I’m in Prague. Just before dawn there was a wicked lightning storm that took place, I believe, right over my apartment building. I got up to close the downstairs windows and unplug my computer, and across the street several of my neighbors were up too. I spied one neighbor from behind, in his green briefs, pulled just a bit below the tan line. Another was in her regular spot at her computer, visible through thin curtains. Had they been up all night, or were they, too, woken by the storm, battening down the hatch?
Dawn comes early here. At about 5:00, the sun shines like a searchlight through the open, screenless balcony door and fills the bedroom where my daughter sleeps beside me. By 7 or 8, the brightest light has passed, and we get another hour’s sleep.
This city is part of my writer’s journey. Many years ago I visited it with a friend who was living in Berlin at the time. It was spring break, I was in grad school. When I returned, I wrote a short story about a woman who goes to Prague and takes a tour of the Jewish Ghetto, Josefov. In 14 pages I introduced four characters — the protagonist, her friend she was traveling with, her ex-boyfriend, and her tour guide — and nothing happened other than she made it half-way through the tour. So I kept writing, attempting to both learn about my characters and develop a plot.
I researched Prague. I returned to Prague. Repeat. I learned why most first novels are autobiographical. You don’t need a passport or a grant to return to your memories. You speak your own language.
My daughter is an only child. Before my husband and I even got married, people wondered when we would have children. When we’re 30, we’d say. Maybe. Before our daughter was even out of the womb (well before I was 30, btw), people were asking when we’d have another child. They kept asking until she was 5 or 6 or 7. Then one day they stopped.

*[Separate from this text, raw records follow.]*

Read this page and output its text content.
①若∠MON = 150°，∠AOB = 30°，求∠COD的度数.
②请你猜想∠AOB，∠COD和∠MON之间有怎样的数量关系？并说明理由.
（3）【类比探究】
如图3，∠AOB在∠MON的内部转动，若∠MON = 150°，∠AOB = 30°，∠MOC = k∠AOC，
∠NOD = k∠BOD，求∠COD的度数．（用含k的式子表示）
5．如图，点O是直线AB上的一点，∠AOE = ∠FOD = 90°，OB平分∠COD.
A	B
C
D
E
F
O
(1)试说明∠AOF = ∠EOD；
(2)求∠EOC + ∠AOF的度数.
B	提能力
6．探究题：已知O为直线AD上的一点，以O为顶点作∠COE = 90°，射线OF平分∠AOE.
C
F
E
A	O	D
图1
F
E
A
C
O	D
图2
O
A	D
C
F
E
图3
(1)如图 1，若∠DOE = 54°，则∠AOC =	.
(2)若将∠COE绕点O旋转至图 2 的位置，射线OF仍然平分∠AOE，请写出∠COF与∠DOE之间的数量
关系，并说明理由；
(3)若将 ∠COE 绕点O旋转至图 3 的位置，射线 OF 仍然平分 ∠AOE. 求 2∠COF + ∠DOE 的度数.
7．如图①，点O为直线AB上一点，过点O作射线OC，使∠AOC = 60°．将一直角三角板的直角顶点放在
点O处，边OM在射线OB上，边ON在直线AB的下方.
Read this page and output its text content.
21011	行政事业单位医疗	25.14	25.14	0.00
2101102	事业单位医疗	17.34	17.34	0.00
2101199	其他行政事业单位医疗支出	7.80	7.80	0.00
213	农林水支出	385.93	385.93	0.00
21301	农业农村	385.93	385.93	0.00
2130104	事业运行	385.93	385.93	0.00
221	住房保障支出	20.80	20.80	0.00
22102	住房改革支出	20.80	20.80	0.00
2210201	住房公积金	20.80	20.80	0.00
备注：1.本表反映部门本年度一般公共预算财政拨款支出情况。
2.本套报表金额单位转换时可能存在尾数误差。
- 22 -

A similar thing has happened with this novel. I’ve been writing it for years, and people always (kindly) wanted to know how it was going, had I finished it yet? Fine. No. Fine. No. Then I “finished” it for my dissertation and got a job, packed up the family, and moved to the next state over. How was the novel? Was it finished now? Fine. No. Then it was the summer after my first year as a professor, then the next, then, finally, people stopped asking. In the meantime, I finished my story collection, which is coming out next year, I wrote a novella, which I’ve begun to send out, and have two other projects brewing.
At different times I’ve wondered if this novel would be one of those that just becomes part of the writer’s narrative: the bad novel that never gets published but had to be written so she could move on. But it’s not. It’s a good novel, and I’m ready to finish it.